Often the dentist will not receive a copy of the explanation of benefits and has no idea of the amount paid, or even if the claim was received and processed at all. It is hard for dentists to understand why a third-party payer would not honor the assignment of benefits from the plan participant. Many dentists feel that not honoring patients’ requests to assign benefits to nonparticipating providers is an attempt by carriers to get these providers to join their networks. Dentists believe that third-party payers that will not assign benefits to nonparticipating dentists should inform dentists of this policy upfront so that dental offices may collect money from patients at the time of treatment.

MDA advocacy: Missouri has an Assignment of Benefits law for all health insurance carriers, yet there still seems to be pushback from carriers when a patient requests that the payment be made directly to the provider.

Virtual Credit Cards

The issue: In recent years, insurance companies have started paying healthcare providers using electronic payments, including virtual credit cards (VCC). While electronic payments are useful and convenient, certain types of electronic payments such as VCCs reduce the net amount received by a provider from a health insurer. 

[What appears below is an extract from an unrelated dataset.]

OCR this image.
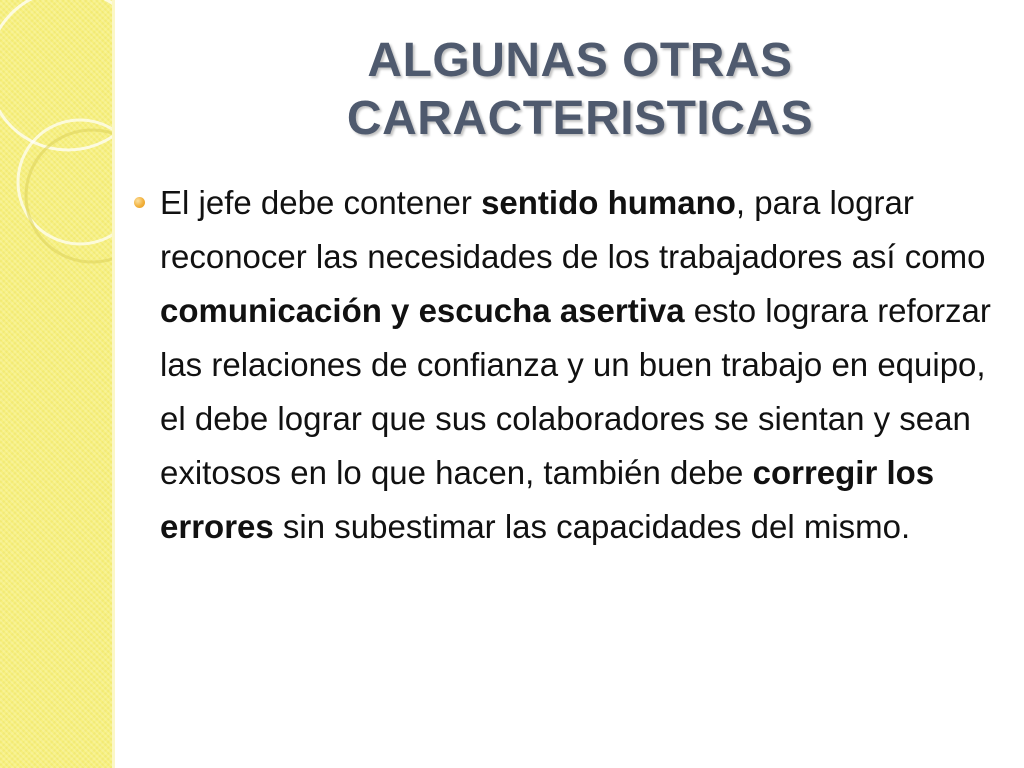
ALGUNAS OTRAS CARACTERISTICAS

El jefe debe contener sentido humano, para lograr reconocer las necesidades de los trabajadores así como comunicación y escucha asertiva esto lograra reforzar las relaciones de confianza y un buen trabajo en equipo, el debe lograr que sus colaboradores se sientan y sean exitosos en lo que hacen, también debe corregir los errores sin subestimar las capacidades del mismo.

A VCC works the same way as a physical credit card. These cards are typically delivered to the dental office either by fax or secure email. The dental office can process the payment just like it does any other credit card transaction – by entering the card number, security code, expiration date and amount. However, like any other credit card transaction, there typically is a processing fee associated with VCC payments, which can range from 2.5% to 5% on the underlying charge. This means that whenever a provider is reimbursed by an insurance company using this method of payments, 2.5% to 5% is automatically subtracted from that reimbursement payment as a transaction fee.

MDA advocacy: In 2019, the Missouri legislature passed legislation to require health carriers utilizing alternative methods of reimbursement (such as VCC) to notify the provider of initiating/changing such method of payment, and permit the provider opt-out. Since the passage of this legislation, the MDA continues to hear from its members that many health carriers require the provider opt-out for each individual payment. Meanwhile, claims paid via VCC almost always require the provider to pay a fee to be reimbursed. 

In the 2023 session, the MDA introduced legislation to prohibit health carriers from reimbursing claims in a manner that requires the provider to pay a fee to receive payment. Unfortunately, our VCC legislation met too much opposition from legislators and leadership favorable towards insurance to advance this year. We are exploring other ways to address this continuing issue in the interim.

Non-Covered Services

The issue: The definitions of covered and non-covered services are important within a contract.

Example contract language: “Covered Services means dental services and supplies for which benefits are provided under an Enrollee Contract.”

In the above example, there is no clear list of covered services in the contract apart from this vague definition. It is important to know whether you can charge the patient your full fee when the service is not covered for other reasons. For example, if the patient exceeds annual maximum coverage limits or if the service is simply excluded under the plan. Many contracts do not address how non-covered services are treated.

If you signed a participating provider agreement with a dental plan that has a non-covered services provision, and there are no statutes in your state to prevent it, then you may be contractually bound to only charge the patient the dental plan’s maximum allowable fee for the non-covered procedure(s).

If the contract stipulates that reimbursement for the procedure is non-billable, then the claim will be denied and the participating dentist also cannot bill the patient for the procedure. This makes it very important to note the contract language and processing policies for every plan you are contracted with.

MDA advocacy: The MDA has helped pass legislation preventing dental plans from capping what a dentist can charge a patient for a non-covered service. This means that you could charge your full fee in this scenario. However, some insurance companies find loopholes based on contractual language that may have been vague to dentists.